Perovskite double sided solar cells, the breakthrough in efficiency

– Over the years the double-sided photovoltaic technology has carved out a place in the solar market. To the point that today several sector researches believe it can become the main approach to the production of photovoltaic cells by 2030. The merit of the success goes undoubtedly to the possibility of exploiting also the diffused light reflected by the installation substrate to increase even more the performance of the plant.

Not only silicon

The semiconductor of choice for this application? Crystalline silicon, in all its possible architectures (HIT, PERC, PERT, etc.). But today there are also those who are testing another class of materials, defined as the promise of the sector: the perovskites. Despite the great progress achieved by this group of mixed oxides in the single-sided configuration, the perovskite double-sided solar cells struggle to “shine”. And the performance is still very low.

Scientists from the National Renewable Energy Laboratory (NREL) of the US Department of Energy, in collaboration with colleagues from the University of Toledo, are helping out today. The group led by chemist Kai Zhu has realized double-sided single-junction perovskite solar cells where the efficiency under lighting from both sides is almost close.
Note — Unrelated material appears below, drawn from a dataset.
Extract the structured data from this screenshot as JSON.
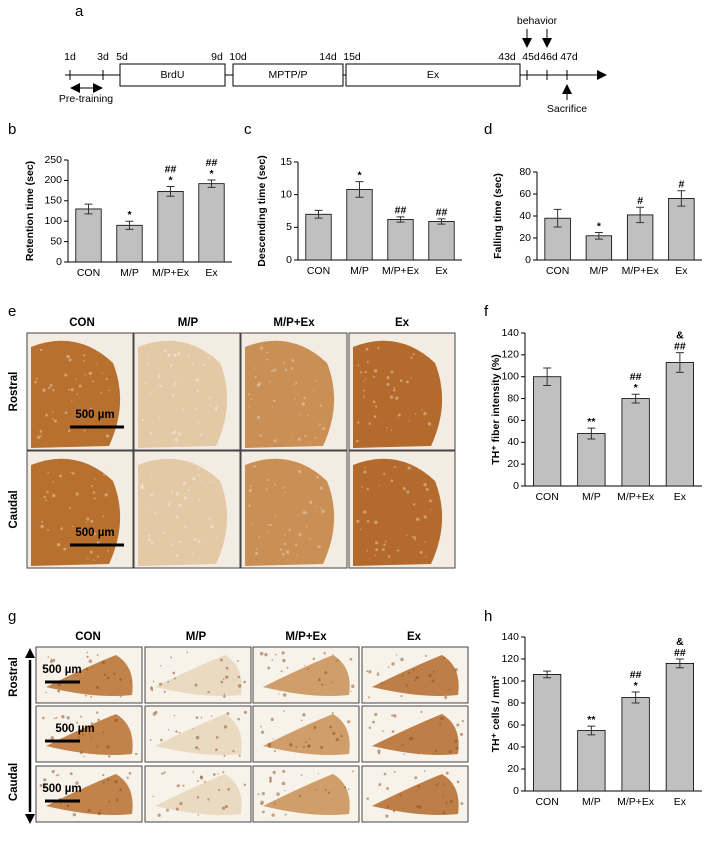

The double-sided solar cells of the NREL

To achieve this, the researchers relied on optical and electrical simulations to determine the required thickness. The perovskite layer on the front of the cell had, in fact, to be thick enough to absorb most of the photons but not too thick to minimize the loss of recombination. Simulations have shown that the ideal thickness is about 850 nanometers. In comparison, a human hair is about 70,000 nanometers. Similarly on the back of the cell, the NREL team had to determine the ideal thickness (200-240 nm) of the transparent conductive back electrode to minimize resistive loss.

To evaluate the efficiency of the new two-sided perovskite photovoltaic cells, the team positioned the unit between two solar simulators. The direct light was pointed at the front side, while the back side received reflected light. The result? The front face showed a yield of over 23%, while the rear efficiency was about 91%-93% of the front.

The study has recently been published in Joule.